US 11,985,179 B1
Speech signal bandwidth extension using cascaded neural networks
Berkant Tacer, Bellevue, WA (US); and Nikhil Shankar, Richardson, TX (US)
Assigned to Amazon Technologies, Inc., Seattle, WA (US)
Filed by Amazon Technologies, Inc., Seattle, WA (US)
Filed on Nov. 23, 2020, as Appl. No. 17/101,108.
Int. Cl. H04L 65/75 (2022.01); G06N 3/045 (2023.01); G06N 3/048 (2023.01); G06N 3/067 (2006.01); G06N 3/08 (2023.01); G10L 19/00 (2013.01); G10L 21/00 (2013.01); H04L 65/403 (2022.01); H04S 3/00 (2006.01)

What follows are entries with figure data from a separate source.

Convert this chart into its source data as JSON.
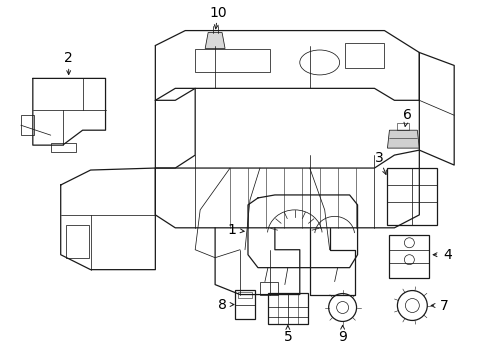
{
  "background_color": "#ffffff",
  "line_color": "#1a1a1a",
  "text_color": "#000000",
  "fig_width": 4.89,
  "fig_height": 3.6,
  "dpi": 100,
  "font_size": 10,
  "arrow_lw": 0.8,
  "main_lw": 0.9,
  "thin_lw": 0.55
}
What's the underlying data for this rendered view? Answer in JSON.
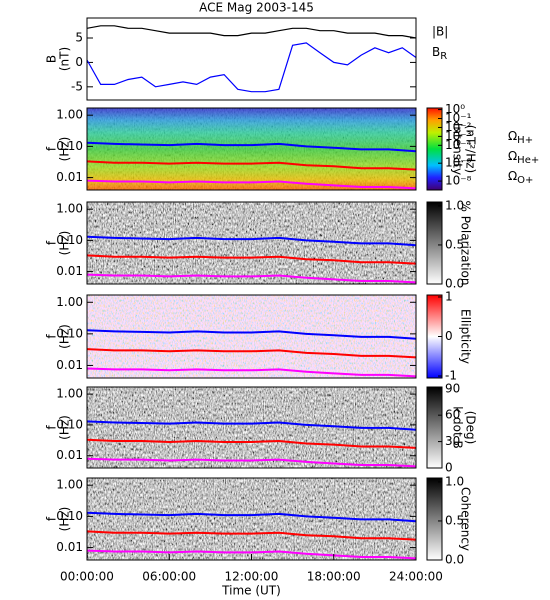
{
  "chart_data": [
    {
      "type": "line",
      "title": "ACE Mag 2003-145",
      "ylabel": [
        "B",
        "(nT)"
      ],
      "xlim": [
        0,
        24
      ],
      "ylim": [
        -7.7,
        9.1
      ],
      "yticks": [
        -5,
        0,
        5
      ],
      "x": [
        0,
        1,
        2,
        3,
        4,
        5,
        6,
        7,
        8,
        9,
        10,
        11,
        12,
        13,
        14,
        15,
        16,
        17,
        18,
        19,
        20,
        21,
        22,
        23,
        24
      ],
      "series": [
        {
          "name": "|B|",
          "color": "#000000",
          "values": [
            7,
            7.5,
            7.5,
            7,
            7,
            6.5,
            6,
            6,
            6,
            6,
            5.5,
            5.5,
            6,
            6,
            6.5,
            7,
            7,
            6.5,
            6.5,
            6,
            6,
            6,
            5.5,
            5.5,
            5
          ]
        },
        {
          "name": "BR",
          "color": "#0000ff",
          "values": [
            0.5,
            -4.5,
            -4.5,
            -3.5,
            -3,
            -5,
            -4.5,
            -4,
            -4.5,
            -3,
            -2.5,
            -5.5,
            -6,
            -6,
            -5.5,
            3.5,
            4,
            2,
            0,
            -0.5,
            1.5,
            3,
            2,
            3,
            1
          ]
        }
      ]
    },
    {
      "type": "spectrogram",
      "ylabel": [
        "f",
        "(Hz)"
      ],
      "log_y": true,
      "xlim": [
        0,
        24
      ],
      "ylim": [
        0.004,
        1.7
      ],
      "yticks": [
        {
          "value": 0.01,
          "label": "0.01"
        },
        {
          "value": 0.1,
          "label": "0.10"
        },
        {
          "value": 1,
          "label": "1.00"
        }
      ],
      "x": [
        0,
        2,
        4,
        6,
        8,
        10,
        12,
        14,
        16,
        18,
        20,
        22,
        24
      ],
      "series": [
        {
          "name": "ΩH+",
          "color": "#0000ff",
          "values": [
            0.13,
            0.12,
            0.115,
            0.11,
            0.12,
            0.11,
            0.11,
            0.12,
            0.1,
            0.09,
            0.08,
            0.08,
            0.07
          ]
        },
        {
          "name": "ΩHe+",
          "color": "#ff0000",
          "values": [
            0.033,
            0.03,
            0.03,
            0.028,
            0.03,
            0.028,
            0.028,
            0.03,
            0.025,
            0.023,
            0.02,
            0.02,
            0.018
          ]
        },
        {
          "name": "ΩO+",
          "color": "#ff00ff",
          "values": [
            0.008,
            0.0075,
            0.0075,
            0.007,
            0.0075,
            0.007,
            0.007,
            0.0075,
            0.0063,
            0.0056,
            0.005,
            0.005,
            0.0045
          ]
        }
      ],
      "colorbar": {
        "label": [
          "Intensity",
          "(nT²/Hz)"
        ],
        "log": true,
        "lim": [
          1e-09,
          1.5
        ],
        "ticks": [
          {
            "value": 1,
            "label": "10⁰"
          },
          {
            "value": 0.1,
            "label": "10⁻¹"
          },
          {
            "value": 0.01,
            "label": "10⁻²"
          },
          {
            "value": 0.001,
            "label": "10⁻³"
          },
          {
            "value": 0.0001,
            "label": "10⁻⁴"
          },
          {
            "value": 1e-06,
            "label": "10⁻⁶"
          },
          {
            "value": 1e-08,
            "label": "10⁻⁸"
          }
        ]
      }
    },
    {
      "type": "spectrogram",
      "ylabel": [
        "f",
        "(Hz)"
      ],
      "log_y": true,
      "xlim": [
        0,
        24
      ],
      "ylim": [
        0.004,
        1.7
      ],
      "yticks": [
        {
          "value": 0.01,
          "label": "0.01"
        },
        {
          "value": 0.1,
          "label": "0.10"
        },
        {
          "value": 1,
          "label": "1.00"
        }
      ],
      "x": [
        0,
        2,
        4,
        6,
        8,
        10,
        12,
        14,
        16,
        18,
        20,
        22,
        24
      ],
      "series": [
        {
          "color": "#0000ff",
          "values": [
            0.13,
            0.12,
            0.115,
            0.11,
            0.12,
            0.11,
            0.11,
            0.12,
            0.1,
            0.09,
            0.08,
            0.08,
            0.07
          ]
        },
        {
          "color": "#ff0000",
          "values": [
            0.033,
            0.03,
            0.03,
            0.028,
            0.03,
            0.028,
            0.028,
            0.03,
            0.025,
            0.023,
            0.02,
            0.02,
            0.018
          ]
        },
        {
          "color": "#ff00ff",
          "values": [
            0.008,
            0.0075,
            0.0075,
            0.007,
            0.0075,
            0.007,
            0.007,
            0.0075,
            0.0063,
            0.0056,
            0.005,
            0.005,
            0.0045
          ]
        }
      ],
      "colorbar": {
        "label": [
          "% Polarization"
        ],
        "log": false,
        "lim": [
          0,
          1.05
        ],
        "ticks": [
          {
            "value": 0,
            "label": "0.0"
          },
          {
            "value": 0.5,
            "label": "0.5"
          },
          {
            "value": 1,
            "label": "1.0"
          }
        ]
      }
    },
    {
      "type": "spectrogram",
      "ylabel": [
        "f",
        "(Hz)"
      ],
      "log_y": true,
      "xlim": [
        0,
        24
      ],
      "ylim": [
        0.004,
        1.7
      ],
      "yticks": [
        {
          "value": 0.01,
          "label": "0.01"
        },
        {
          "value": 0.1,
          "label": "0.10"
        },
        {
          "value": 1,
          "label": "1.00"
        }
      ],
      "x": [
        0,
        2,
        4,
        6,
        8,
        10,
        12,
        14,
        16,
        18,
        20,
        22,
        24
      ],
      "series": [
        {
          "color": "#0000ff",
          "values": [
            0.13,
            0.12,
            0.115,
            0.11,
            0.12,
            0.11,
            0.11,
            0.12,
            0.1,
            0.09,
            0.08,
            0.08,
            0.07
          ]
        },
        {
          "color": "#ff0000",
          "values": [
            0.033,
            0.03,
            0.03,
            0.028,
            0.03,
            0.028,
            0.028,
            0.03,
            0.025,
            0.023,
            0.02,
            0.02,
            0.018
          ]
        },
        {
          "color": "#ff00ff",
          "values": [
            0.008,
            0.0075,
            0.0075,
            0.007,
            0.0075,
            0.007,
            0.007,
            0.0075,
            0.0063,
            0.0056,
            0.005,
            0.005,
            0.0045
          ]
        }
      ],
      "colorbar": {
        "label": [
          "Ellipticity"
        ],
        "log": false,
        "lim": [
          -1.05,
          1.05
        ],
        "ticks": [
          -1,
          0,
          1
        ]
      }
    },
    {
      "type": "spectrogram",
      "ylabel": [
        "f",
        "(Hz)"
      ],
      "log_y": true,
      "xlim": [
        0,
        24
      ],
      "ylim": [
        0.004,
        1.7
      ],
      "yticks": [
        {
          "value": 0.01,
          "label": "0.01"
        },
        {
          "value": 0.1,
          "label": "0.10"
        },
        {
          "value": 1,
          "label": "1.00"
        }
      ],
      "x": [
        0,
        2,
        4,
        6,
        8,
        10,
        12,
        14,
        16,
        18,
        20,
        22,
        24
      ],
      "series": [
        {
          "color": "#0000ff",
          "values": [
            0.13,
            0.12,
            0.115,
            0.11,
            0.12,
            0.11,
            0.11,
            0.12,
            0.1,
            0.09,
            0.08,
            0.08,
            0.07
          ]
        },
        {
          "color": "#ff0000",
          "values": [
            0.033,
            0.03,
            0.03,
            0.028,
            0.03,
            0.028,
            0.028,
            0.03,
            0.025,
            0.023,
            0.02,
            0.02,
            0.018
          ]
        },
        {
          "color": "#ff00ff",
          "values": [
            0.008,
            0.0075,
            0.0075,
            0.007,
            0.0075,
            0.007,
            0.007,
            0.0075,
            0.0063,
            0.0056,
            0.005,
            0.005,
            0.0045
          ]
        }
      ],
      "colorbar": {
        "label": [
          "k dot B",
          "(Deg)"
        ],
        "log": false,
        "lim": [
          0,
          92
        ],
        "ticks": [
          0,
          30,
          60,
          90
        ]
      }
    },
    {
      "type": "spectrogram",
      "ylabel": [
        "f",
        "(Hz)"
      ],
      "log_y": true,
      "xlim": [
        0,
        24
      ],
      "ylim": [
        0.004,
        1.7
      ],
      "yticks": [
        {
          "value": 0.01,
          "label": "0.01"
        },
        {
          "value": 0.1,
          "label": "0.10"
        },
        {
          "value": 1,
          "label": "1.00"
        }
      ],
      "x": [
        0,
        2,
        4,
        6,
        8,
        10,
        12,
        14,
        16,
        18,
        20,
        22,
        24
      ],
      "series": [
        {
          "color": "#0000ff",
          "values": [
            0.13,
            0.12,
            0.115,
            0.11,
            0.12,
            0.11,
            0.11,
            0.12,
            0.1,
            0.09,
            0.08,
            0.08,
            0.07
          ]
        },
        {
          "color": "#ff0000",
          "values": [
            0.033,
            0.03,
            0.03,
            0.028,
            0.03,
            0.028,
            0.028,
            0.03,
            0.025,
            0.023,
            0.02,
            0.02,
            0.018
          ]
        },
        {
          "color": "#ff00ff",
          "values": [
            0.008,
            0.0075,
            0.0075,
            0.007,
            0.0075,
            0.007,
            0.007,
            0.0075,
            0.0063,
            0.0056,
            0.005,
            0.005,
            0.0045
          ]
        }
      ],
      "colorbar": {
        "label": [
          "Coherency"
        ],
        "log": false,
        "lim": [
          0,
          1.05
        ],
        "ticks": [
          {
            "value": 0,
            "label": "0.0"
          },
          {
            "value": 0.5,
            "label": "0.5"
          },
          {
            "value": 1,
            "label": "1.0"
          }
        ]
      },
      "xticks": [
        {
          "value": 0,
          "label": "00:00:00"
        },
        {
          "value": 6,
          "label": "06:00:00"
        },
        {
          "value": 12,
          "label": "12:00:00"
        },
        {
          "value": 18,
          "label": "18:00:00"
        },
        {
          "value": 24,
          "label": "24:00:00"
        }
      ],
      "xlabel": "Time (UT)"
    }
  ]
}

CPC H04L 65/75 (2022.05) [G06N 3/045 (2023.01); G06N 3/048 (2023.01); G06N 3/08 (2013.01); G10L 19/00 (2013.01); G10L 21/00 (2013.01); H04L 65/403 (2013.01); H04S 3/008 (2013.01); G06N 3/0675 (2013.01); H04S 2400/03 (2013.01); H04S 2400/05 (2013.01); H04S 2420/07 (2013.01)] 20 Claims
OG exemplary drawing
 
1. A computer-implemented method, the method comprising:
receiving first audio data representing first audio in a first frequency range;
generating, using the first audio data and a first model, second audio data, wherein the first model includes a first plurality of convolutional layers associated with first parameter values;
generating, using the first audio data and the second audio data, third audio data representing second audio in a second frequency range that is larger than the first frequency range and includes the first frequency range;
generating, using the third audio data and a second model, fourth audio data, wherein the second model includes a second plurality of convolutional layers associated with second parameter values that are different than the first parameter values, the first plurality of convolutional layers and the second plurality of convolutional layers having an equal number of layers; and
generating, using the third audio data and the fourth audio data, fifth audio data representing third audio in a third frequency range that is larger than the second frequency range and includes the second frequency range.